When cutting the gold bar, you want to cut to split the gold bars to powers of two. This will always work because 2^n+2^[n+1]=2^[n+2]-1. What does this mean? If we cut it, using change and the bigger gold bars, we can "stack up" small gold bars until the worker has all the gold bars smaller than the gold bar that is the next power of 2. The worker should have values of one less than this gold bar. Then, the next day he cashes all his gold bars in for the big one.
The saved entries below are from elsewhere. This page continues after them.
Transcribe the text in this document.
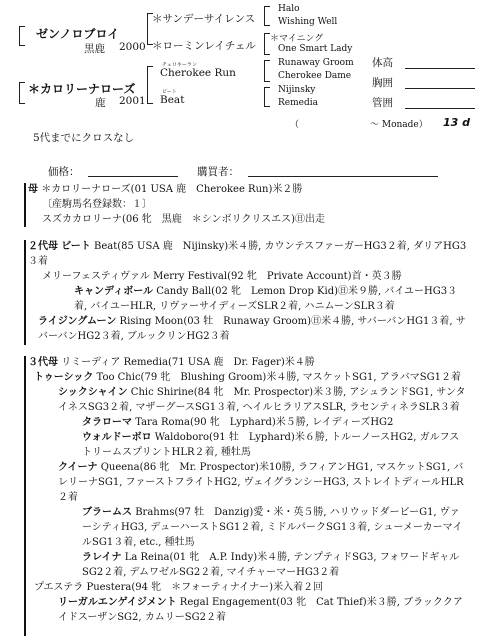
ゼンノロブロイ
黒鹿 2000
＊カロリーナローズ
鹿 2001
＊サンデーサイレンス
＊ローミンレイチェル
チェロキーラン
Cherokee Run
ビート
Beat
Halo
Wishing Well
＊マイニング
One Smart Lady
Runaway Groom
Cherokee Dame
Nijinsky
Remedia
体高
胸囲
管囲
（	～ Monade） 13 d
5代までにクロスなし
価格：	購買者：
母 ＊カロリーナローズ(01 USA 鹿　Cherokee Run)米２勝
〔産駒馬名登録数：１〕
スズカカロリーナ(06 牝　黒鹿　＊シンボリクリスエス)㊐出走
２代母 ビート Beat(85 USA 鹿　Nijinsky)米４勝, カウンテスファーガーHG3２着, ダリアHG3３着
メリーフェスティヴァル Merry Festival(92 牝　Private Account)首・英３勝
キャンディボール Candy Ball(02 牝　Lemon Drop Kid)㊐米９勝, バイユーHG3３着, バイユーHLR, リヴァーサイディーズSLR２着, ハニムーンSLR３着
ライジングムーン Rising Moon(03 牡　Runaway Groom)㊐米４勝, サバーバンHG1３着, サバーバンHG2３着, ブルックリンHG2３着
３代母 リミーディア Remedia(71 USA 鹿　Dr. Fager)米４勝
トゥーシック Too Chic(79 牝　Blushing Groom)米４勝, マスケットSG1, アラバマSG1２着
シックシャイン Chic Shirine(84 牝　Mr. Prospector)米３勝, アシュランドSG1, サンタイネスSG3２着, マザーグースSG1３着, ヘイルヒラリアスSLR, ラセンティネラSLR３着
タラローマ Tara Roma(90 牝　Lyphard)米５勝, レイディーズHG2
ウォルドーボロ Waldoboro(91 牡　Lyphard)米６勝, トルーノースHG2, ガルフストリームスプリントHLR２着, 種牡馬
クイーナ Queena(86 牝　Mr. Prospector)米10勝, ラフィアンHG1, マスケットSG1, バレリーナSG1, ファーストフライトHG2, ヴェイグランシーHG3, ストレイトディールHLR２着
ブラームス Brahms(97 牡　Danzig)愛・米・英５勝, ハリウッドダービーG1, ヴァーシティHG3, デューハーストSG1２着, ミドルパークSG1３着, シューメーカーマイルSG1３着, etc., 種牡馬
ラレイナ La Reina(01 牝　A.P. Indy)米４勝, テンプティドSG3, フォワードギャルSG2２着, デムワゼルSG2２着, マイチャーマーHG3２着
プエステラ Puestera(94 牝　＊フォーティナイナー)米入着２回
リーガルエンゲイジメント Regal Engagement(03 牝　Cat Thief)米３勝, ブラッククアイドスーザンSG2, カムリーSG2２着
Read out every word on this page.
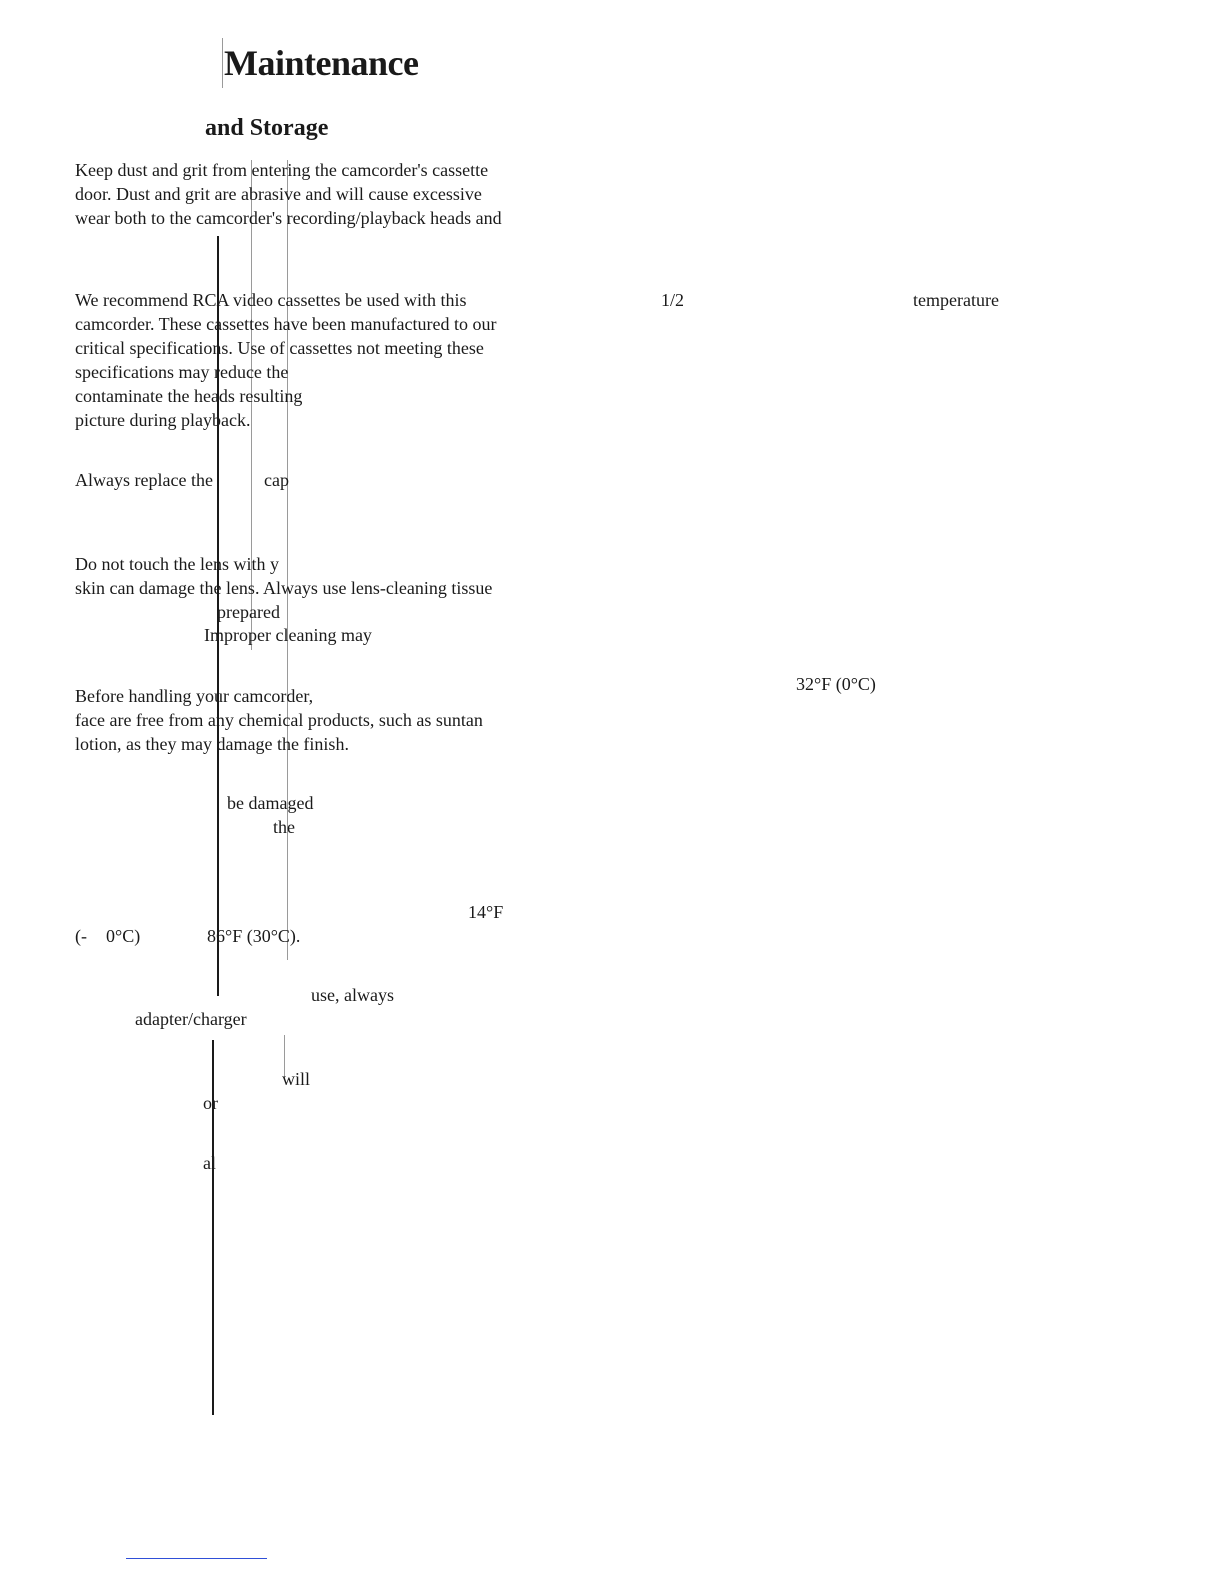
Maintenance
and Storage
Keep dust and grit from entering the camcorder's cassette
door. Dust and grit are abrasive and will cause excessive
wear both to the camcorder's recording/playback heads and
We recommend RCA video cassettes be used with this
camcorder. These cassettes have been manufactured to our
critical specifications. Use of cassettes not meeting these
specifications may reduce the
contaminate the heads resulting
picture during playback.
Always replace the	cap
Do not touch the lens with y
skin can damage the lens. Always use lens-cleaning tissue
prepared
Improper cleaning may
Before handling your camcorder,
face are free from any chemical products, such as suntan
lotion, as they may damage the finish.
be damaged
the
14°F
(- 0°C)	86°F (30°C).
use, always
adapter/charger
will
or
al
1/2	temperature
32°F (0°C)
And now you stack small, repeating the previous steps of saving up [except now he has a big bar to up his value] and eventually have one less than the next power of 2. Rinse and repeat.

Example:

Day 1: Pay him the 1/31

Day 2: Pay him the 2/31 and receive the 1/31 in change [note that these values are powers of 2]

Day 3: Pay him the 1/31

Day 4: Pay him the 4/31 and receive all bars worker owns in change.

Day 5: Pay him the 1/31

Day 6: Pay him the 2/31 and receive the 1/31 in change.

Day 7: Pay him 1/31

Day 8: Pay him the 8/31 bar.

Etc., etc. See how many steps repeat?

Consider the huge bar formed by 31 units. Five pieces of 1, 2, 4, 8 and 16 units respectively, will grant you can always find a combination so that you can give him pieces for whatever amount from 0 to 31 units.

(This is true by the fact that 1,2,4,8 and 16 are the consecutive powers 0,1,2,3, and 4 of 2, and by the \emph{division with remainder} algorithm, but is very easy to understand making some straight experiment, for istance

25 = 16 + 8 + 1

18 = 16 + 2

etc etc ).

So to get 5 pieces we only need 4 cuts.